Iras and I were five years old, and enjoying a rare moment of freedom. Someone had called Asetnefer away with some question
or another, and Iras and I were left to play under the eyes of half the other slave women of the household in the Court of
Birds. There was a fountain there, with worn mosaics of birds around the base, and we were playing a splashing game, in which
one of us would leap in to throw water on the other, who would try to avoid being soaked, waiting her turn to splash the other.
Running from a handful of cold water, I noticed a girl watching us with something of a wistful expression on her face. She
had soft brown hair falling down her back, wide brown eyes that seemed almost round, smudged with sooty lashes. She was wearing
a plain white chiton and girdle, and she was my height precisely. I smiled at her.
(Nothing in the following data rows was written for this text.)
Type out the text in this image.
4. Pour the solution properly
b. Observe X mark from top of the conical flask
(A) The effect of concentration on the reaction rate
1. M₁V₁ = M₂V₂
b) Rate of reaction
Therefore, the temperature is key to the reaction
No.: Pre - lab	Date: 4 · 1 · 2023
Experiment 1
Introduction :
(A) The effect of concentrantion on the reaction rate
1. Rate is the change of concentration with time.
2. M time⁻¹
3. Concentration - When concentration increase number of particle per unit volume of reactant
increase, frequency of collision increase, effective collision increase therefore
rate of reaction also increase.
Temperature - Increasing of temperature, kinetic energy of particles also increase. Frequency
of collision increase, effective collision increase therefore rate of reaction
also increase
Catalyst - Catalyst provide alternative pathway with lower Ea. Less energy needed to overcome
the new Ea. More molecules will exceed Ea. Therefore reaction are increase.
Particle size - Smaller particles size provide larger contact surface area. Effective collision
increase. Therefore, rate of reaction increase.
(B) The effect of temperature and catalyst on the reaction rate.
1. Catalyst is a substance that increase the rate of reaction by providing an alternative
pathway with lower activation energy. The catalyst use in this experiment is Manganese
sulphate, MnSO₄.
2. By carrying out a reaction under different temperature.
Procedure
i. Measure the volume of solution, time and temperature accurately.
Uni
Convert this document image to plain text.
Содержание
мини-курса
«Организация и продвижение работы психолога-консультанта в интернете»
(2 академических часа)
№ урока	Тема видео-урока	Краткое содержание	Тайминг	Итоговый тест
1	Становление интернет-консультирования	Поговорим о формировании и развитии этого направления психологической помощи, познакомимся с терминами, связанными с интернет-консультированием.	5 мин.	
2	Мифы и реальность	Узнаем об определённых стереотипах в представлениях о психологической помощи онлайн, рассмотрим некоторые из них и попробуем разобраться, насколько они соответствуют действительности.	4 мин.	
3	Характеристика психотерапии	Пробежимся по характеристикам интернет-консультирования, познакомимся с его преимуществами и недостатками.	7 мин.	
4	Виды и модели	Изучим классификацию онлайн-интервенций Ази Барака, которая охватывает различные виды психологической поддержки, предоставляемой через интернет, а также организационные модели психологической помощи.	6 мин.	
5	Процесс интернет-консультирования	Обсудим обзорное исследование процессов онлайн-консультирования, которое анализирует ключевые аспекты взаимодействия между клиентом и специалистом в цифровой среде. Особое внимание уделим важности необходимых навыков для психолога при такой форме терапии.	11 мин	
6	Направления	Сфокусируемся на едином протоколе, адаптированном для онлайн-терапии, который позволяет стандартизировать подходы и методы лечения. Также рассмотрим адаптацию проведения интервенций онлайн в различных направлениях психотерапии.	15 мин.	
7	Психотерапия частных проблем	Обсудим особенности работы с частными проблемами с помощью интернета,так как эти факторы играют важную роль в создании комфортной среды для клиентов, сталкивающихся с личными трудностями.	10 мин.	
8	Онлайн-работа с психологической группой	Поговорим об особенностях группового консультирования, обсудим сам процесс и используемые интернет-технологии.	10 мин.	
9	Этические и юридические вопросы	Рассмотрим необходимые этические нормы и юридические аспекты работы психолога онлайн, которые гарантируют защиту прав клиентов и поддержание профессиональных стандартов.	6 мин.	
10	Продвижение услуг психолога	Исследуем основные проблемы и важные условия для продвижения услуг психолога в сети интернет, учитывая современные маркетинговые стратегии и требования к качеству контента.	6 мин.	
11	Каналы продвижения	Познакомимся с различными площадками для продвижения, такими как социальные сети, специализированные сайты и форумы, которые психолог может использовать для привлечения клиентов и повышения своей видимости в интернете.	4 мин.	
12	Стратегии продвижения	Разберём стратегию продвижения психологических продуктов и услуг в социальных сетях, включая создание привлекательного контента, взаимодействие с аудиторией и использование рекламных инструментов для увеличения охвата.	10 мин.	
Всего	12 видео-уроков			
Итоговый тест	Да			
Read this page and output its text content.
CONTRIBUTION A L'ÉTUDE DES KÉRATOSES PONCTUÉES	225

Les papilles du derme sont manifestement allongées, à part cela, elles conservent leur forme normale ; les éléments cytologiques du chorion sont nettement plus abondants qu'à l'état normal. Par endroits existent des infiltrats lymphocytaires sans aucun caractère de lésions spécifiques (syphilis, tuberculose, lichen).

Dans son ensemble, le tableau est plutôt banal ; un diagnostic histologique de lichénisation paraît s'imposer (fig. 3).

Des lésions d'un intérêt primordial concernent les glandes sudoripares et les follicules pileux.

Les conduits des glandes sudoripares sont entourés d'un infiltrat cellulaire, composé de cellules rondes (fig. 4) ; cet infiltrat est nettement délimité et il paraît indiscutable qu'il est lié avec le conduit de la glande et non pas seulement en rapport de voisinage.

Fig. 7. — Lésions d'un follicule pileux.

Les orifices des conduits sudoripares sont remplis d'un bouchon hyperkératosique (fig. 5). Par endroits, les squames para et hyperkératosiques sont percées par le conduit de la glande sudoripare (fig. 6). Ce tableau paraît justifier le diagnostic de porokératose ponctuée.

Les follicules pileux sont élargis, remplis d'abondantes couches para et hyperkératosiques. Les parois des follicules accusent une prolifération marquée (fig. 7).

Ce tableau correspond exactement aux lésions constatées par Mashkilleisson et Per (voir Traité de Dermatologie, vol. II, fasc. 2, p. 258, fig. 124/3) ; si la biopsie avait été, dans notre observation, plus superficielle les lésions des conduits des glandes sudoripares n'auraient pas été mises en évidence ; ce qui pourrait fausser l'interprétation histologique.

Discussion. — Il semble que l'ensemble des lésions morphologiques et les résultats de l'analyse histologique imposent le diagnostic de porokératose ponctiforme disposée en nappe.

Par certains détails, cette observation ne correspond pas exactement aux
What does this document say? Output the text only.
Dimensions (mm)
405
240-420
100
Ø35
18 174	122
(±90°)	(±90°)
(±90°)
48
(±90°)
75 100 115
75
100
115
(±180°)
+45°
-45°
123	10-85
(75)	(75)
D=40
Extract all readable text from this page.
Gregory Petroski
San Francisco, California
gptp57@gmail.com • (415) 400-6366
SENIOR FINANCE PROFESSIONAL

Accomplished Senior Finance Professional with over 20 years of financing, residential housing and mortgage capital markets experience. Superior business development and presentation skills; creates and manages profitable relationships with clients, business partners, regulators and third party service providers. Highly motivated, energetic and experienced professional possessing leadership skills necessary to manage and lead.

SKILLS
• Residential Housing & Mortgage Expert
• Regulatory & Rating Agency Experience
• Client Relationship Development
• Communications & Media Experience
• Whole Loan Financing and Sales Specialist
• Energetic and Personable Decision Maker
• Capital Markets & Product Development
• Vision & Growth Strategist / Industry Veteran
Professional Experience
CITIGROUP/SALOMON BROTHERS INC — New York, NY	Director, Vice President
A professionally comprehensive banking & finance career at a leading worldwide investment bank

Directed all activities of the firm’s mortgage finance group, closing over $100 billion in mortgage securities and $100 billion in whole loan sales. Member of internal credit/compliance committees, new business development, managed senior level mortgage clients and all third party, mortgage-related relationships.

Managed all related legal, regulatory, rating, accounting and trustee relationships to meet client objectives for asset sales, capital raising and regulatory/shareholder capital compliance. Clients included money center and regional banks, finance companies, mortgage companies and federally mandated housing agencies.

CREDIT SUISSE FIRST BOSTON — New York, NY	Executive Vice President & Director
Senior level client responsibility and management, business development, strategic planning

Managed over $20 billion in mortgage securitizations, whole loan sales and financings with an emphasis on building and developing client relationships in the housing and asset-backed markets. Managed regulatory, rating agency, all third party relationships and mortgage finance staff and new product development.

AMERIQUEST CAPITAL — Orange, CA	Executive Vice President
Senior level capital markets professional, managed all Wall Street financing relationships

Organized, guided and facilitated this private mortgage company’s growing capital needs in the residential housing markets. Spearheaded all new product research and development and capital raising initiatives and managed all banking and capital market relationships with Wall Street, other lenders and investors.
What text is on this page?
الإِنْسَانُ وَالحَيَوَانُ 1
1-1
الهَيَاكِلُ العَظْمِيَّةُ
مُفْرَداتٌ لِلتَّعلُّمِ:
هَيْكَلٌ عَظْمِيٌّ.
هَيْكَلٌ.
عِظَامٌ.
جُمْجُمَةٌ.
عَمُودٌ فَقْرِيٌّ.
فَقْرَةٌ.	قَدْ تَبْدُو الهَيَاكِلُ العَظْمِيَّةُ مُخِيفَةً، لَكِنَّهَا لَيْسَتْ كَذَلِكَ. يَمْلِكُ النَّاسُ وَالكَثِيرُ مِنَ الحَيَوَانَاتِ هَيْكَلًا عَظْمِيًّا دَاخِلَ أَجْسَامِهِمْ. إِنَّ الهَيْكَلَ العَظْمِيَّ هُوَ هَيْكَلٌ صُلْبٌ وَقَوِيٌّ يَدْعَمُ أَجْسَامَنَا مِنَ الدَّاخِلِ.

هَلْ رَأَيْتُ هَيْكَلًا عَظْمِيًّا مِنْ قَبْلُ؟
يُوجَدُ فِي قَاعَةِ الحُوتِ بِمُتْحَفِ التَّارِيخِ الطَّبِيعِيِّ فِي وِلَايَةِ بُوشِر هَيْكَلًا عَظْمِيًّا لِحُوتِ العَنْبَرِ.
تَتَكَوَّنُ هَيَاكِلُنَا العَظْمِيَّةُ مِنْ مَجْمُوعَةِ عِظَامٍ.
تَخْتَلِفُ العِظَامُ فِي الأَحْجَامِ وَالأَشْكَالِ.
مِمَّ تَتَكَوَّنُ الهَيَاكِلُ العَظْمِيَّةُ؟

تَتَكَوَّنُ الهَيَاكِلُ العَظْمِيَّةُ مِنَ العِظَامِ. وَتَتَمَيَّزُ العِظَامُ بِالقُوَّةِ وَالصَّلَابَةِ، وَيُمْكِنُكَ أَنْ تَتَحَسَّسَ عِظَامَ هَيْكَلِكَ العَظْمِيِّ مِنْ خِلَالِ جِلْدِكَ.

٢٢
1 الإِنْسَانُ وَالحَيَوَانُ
At that she came out from the shadow of the balcony above and asked if she could play.

“If you can run fast enough,” Iras said.

“I can run,” she said, her chin coming up. Faster than a snake, she dipped in a full handful of water and dashed it on Iras.

Iras squealed, and the game was off again, a three-way game of soaking with no rules.

It lasted until Asetnefer returned. She called us to task immediately, upbraiding us for having our clothes wet, and then
she saw the other girl and her face changed.

“Princess,” she said gravely, “you should not be here rather than in the Royal Nursery. They will be searching for you and
worrying if you have come to harm.”

Cleopatra shrugged. “They never notice if I’m gone,” she said. “There is Arsinoe and the new baby, and no one cares what becomes
of me.” She met Asetnefer’s eyes squarely, like a grown-up, and there was no self-pity in her voice. “Why can’t I stay here
and play? Nothing bad will happen to me here.”

“Pharaoh your father will care if something happens to you,” Asetnefer said. “Though it’s true you are safe enough here.”
A frown came between her eyes, and she glanced from the princess to Iras, who stood taller by half a head, then to me with
my head to the side.

A princess, I thought with some surprise. She doesn’t seem like a goddess on earth. At least not like what I think a goddess
should be.

“Has he not arranged for tutors for you?” Asetnefer asked. “You are too old for the nursery.”

She shrugged again. “I guess he forgot,” she said.

“Perhaps he will remember,” Asetnefer said. “I will take you back to the nursery now, before anyone worries. Girls! Iras!
Charmian! Put dry clothes on and behave until I get back.”